The next move is to liquidate NSSF’s real estate’s portfolio into cash which, too, will be given to fund managers who do not want to manage buildings or engage in construction. What they need is cash, plain and simple. Next, we shall hear that locally, there are not enough products in which to invest the huge cash, and that will be the reason for the externalisation of that cash to big economies in Europe and the US in a kind of financial osmosis. This cash will never return to the country because benefits and administration costs will always be paid out of current contributions.

We are creating a situation where we mobilise domestic savings and fail to use them to finance our development. It is hard to fathom why anyone would do this to his country.

It will not be possible to prevent a fund manager from taking the money out of the country because in a liberalised economy, you cannot put too many restrictions on investment choices especially when you have given the fund manager the task of maximising returns on members’ funds.

Trustees will have no power over the fund manager who will be a statutory institution independently regulated. The fund manager’s job will be simply to present a statement of investment objectives to the regulator.

The other proposal is to convert the fund into a pension scheme, which would be a good idea, if it were not to be a defined contribution scheme.

The pension plan should have come long time ago because private sector employees need a pension similar to the public service pension. However, contributors to NSSF should refuse the defined contribution plan which is a rip off. They should demand conversion into a defined benefit pension plan.

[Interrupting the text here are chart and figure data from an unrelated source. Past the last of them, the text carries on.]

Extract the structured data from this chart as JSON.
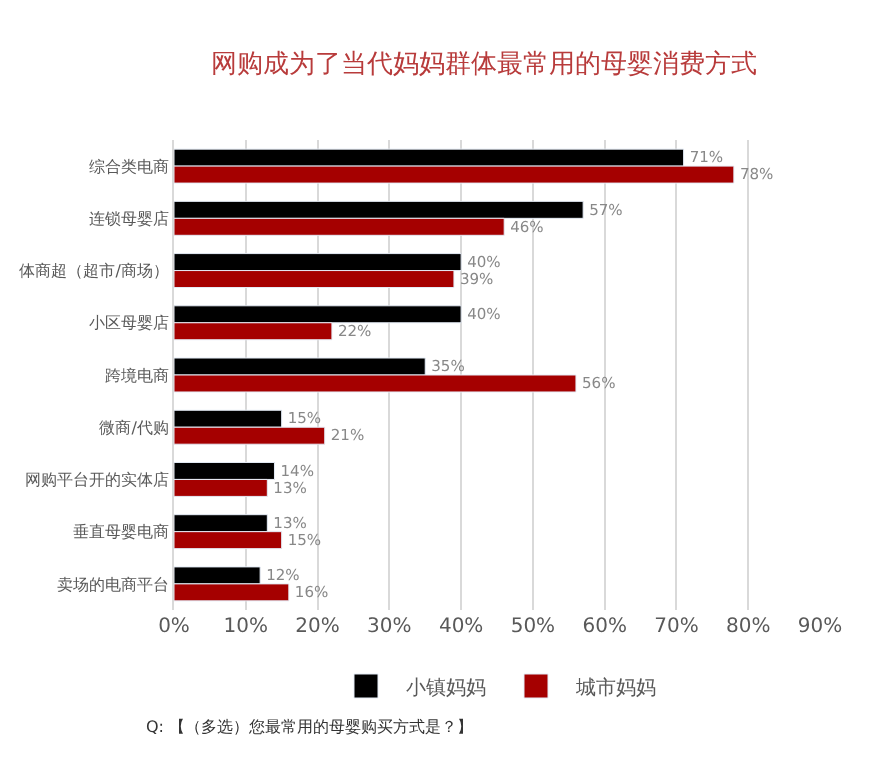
{
  "chart_data": {
    "type": "bar",
    "orientation": "horizontal",
    "title": "网购成为了当代妈妈群体最常用的母婴消费方式",
    "categories": [
      "综合类电商",
      "连锁母婴店",
      "体商超（超市/商场）",
      "小区母婴店",
      "跨境电商",
      "微商/代购",
      "网购平台开的实体店",
      "垂直母婴电商",
      "卖场的电商平台"
    ],
    "series": [
      {
        "name": "小镇妈妈",
        "color": "#000000",
        "values": [
          71,
          57,
          40,
          40,
          35,
          15,
          14,
          13,
          12
        ],
        "value_labels": [
          "71%",
          "57%",
          "40%",
          "40%",
          "35%",
          "15%",
          "14%",
          "13%",
          "12%"
        ]
      },
      {
        "name": "城市妈妈",
        "color": "#a50000",
        "values": [
          78,
          46,
          39,
          22,
          56,
          21,
          13,
          15,
          16
        ],
        "value_labels": [
          "78%",
          "46%",
          "39%",
          "22%",
          "56%",
          "21%",
          "13%",
          "15%",
          "16%"
        ]
      }
    ],
    "xlim": [
      0,
      90
    ],
    "xticks": [
      {
        "value": 0,
        "label": "0%"
      },
      {
        "value": 10,
        "label": "10%"
      },
      {
        "value": 20,
        "label": "20%"
      },
      {
        "value": 30,
        "label": "30%"
      },
      {
        "value": 40,
        "label": "40%"
      },
      {
        "value": 50,
        "label": "50%"
      },
      {
        "value": 60,
        "label": "60%"
      },
      {
        "value": 70,
        "label": "70%"
      },
      {
        "value": 80,
        "label": "80%"
      },
      {
        "value": 90,
        "label": "90%"
      }
    ],
    "grid": "x",
    "legend": "bottom",
    "annotations": [
      "Q: 【（多选）您最常用的母婴购买方式是？】"
    ]
  }
}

The difference between the two plans is enormous. The former benefits the fund managers and gives pensioners peanuts. The latter gives a fair pension based on the salary the member was earning just before retirement. The proposed private fund managers cannot accept to manage the funds for a defined benefit scheme because this puts to them a lot of responsibility.

In my view NSSF should be kept as a national scheme. It should be run by a board of trustees comprising members nominated by contributing employers and employees, plus those nominated by Government. It should be left to run all the functions in-house. Investment of members’ contributions should be the responsibility of the trustees, probably delegating that function to an investment committee manned by some of the trustees and other professionals, such as actuaries, financial analysts and legal advisors.

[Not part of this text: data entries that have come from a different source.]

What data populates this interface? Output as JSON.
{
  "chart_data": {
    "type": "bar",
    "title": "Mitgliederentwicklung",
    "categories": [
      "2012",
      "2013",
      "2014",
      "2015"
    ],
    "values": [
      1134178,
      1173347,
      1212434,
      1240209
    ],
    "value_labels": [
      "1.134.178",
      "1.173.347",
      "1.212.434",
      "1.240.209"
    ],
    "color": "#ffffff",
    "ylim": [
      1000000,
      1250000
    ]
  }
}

By way of liberalisation, the law should allow those who want to leave the NSSF to join private pension schemes, which should be regulated as proposed in the Bill. Private schemes can be occupational schemes sponsored by employers and managed by trustees named by the sponsoring employers and employee-members. These schemes may be contributory or non-contributory, fully sponsored by the employer, provided they are regulated.

Employers should be free to subscribe to both the NSSF and an occupational scheme. Even better, private schemes can be industry-based. For example, a scheme for bankers or media houses etc.

The reasons the sponsors of these reform proposals give against the defined benefit schemes are self-serving as they are not applicable to Uganda.

Liberalisation of the sector is desirable, and should be done even under the present NSSF Act which provides for contracting out. All that is needed in the appointment of a regulator. NSSF should be saved for its innumerable benefits to the country, not least job creation.

Besides its 500 direct jobs, it creates other indirect jobs. Under its real estate function, it employs contractors, engineers, architects, technicians and other workers who in turn become its contributing members. Why would a government that preaches patriotism want to destroy so many jobs and enrich the already rich robber baron? It is not true that the fund managers will give a much higher return than what the fund currently gives. That is giving false hopes to people.

Surely the Government cannot surrender the future of its citizens to private providers who may not be there in say 20 years. Private companies collapse even when they are regulated.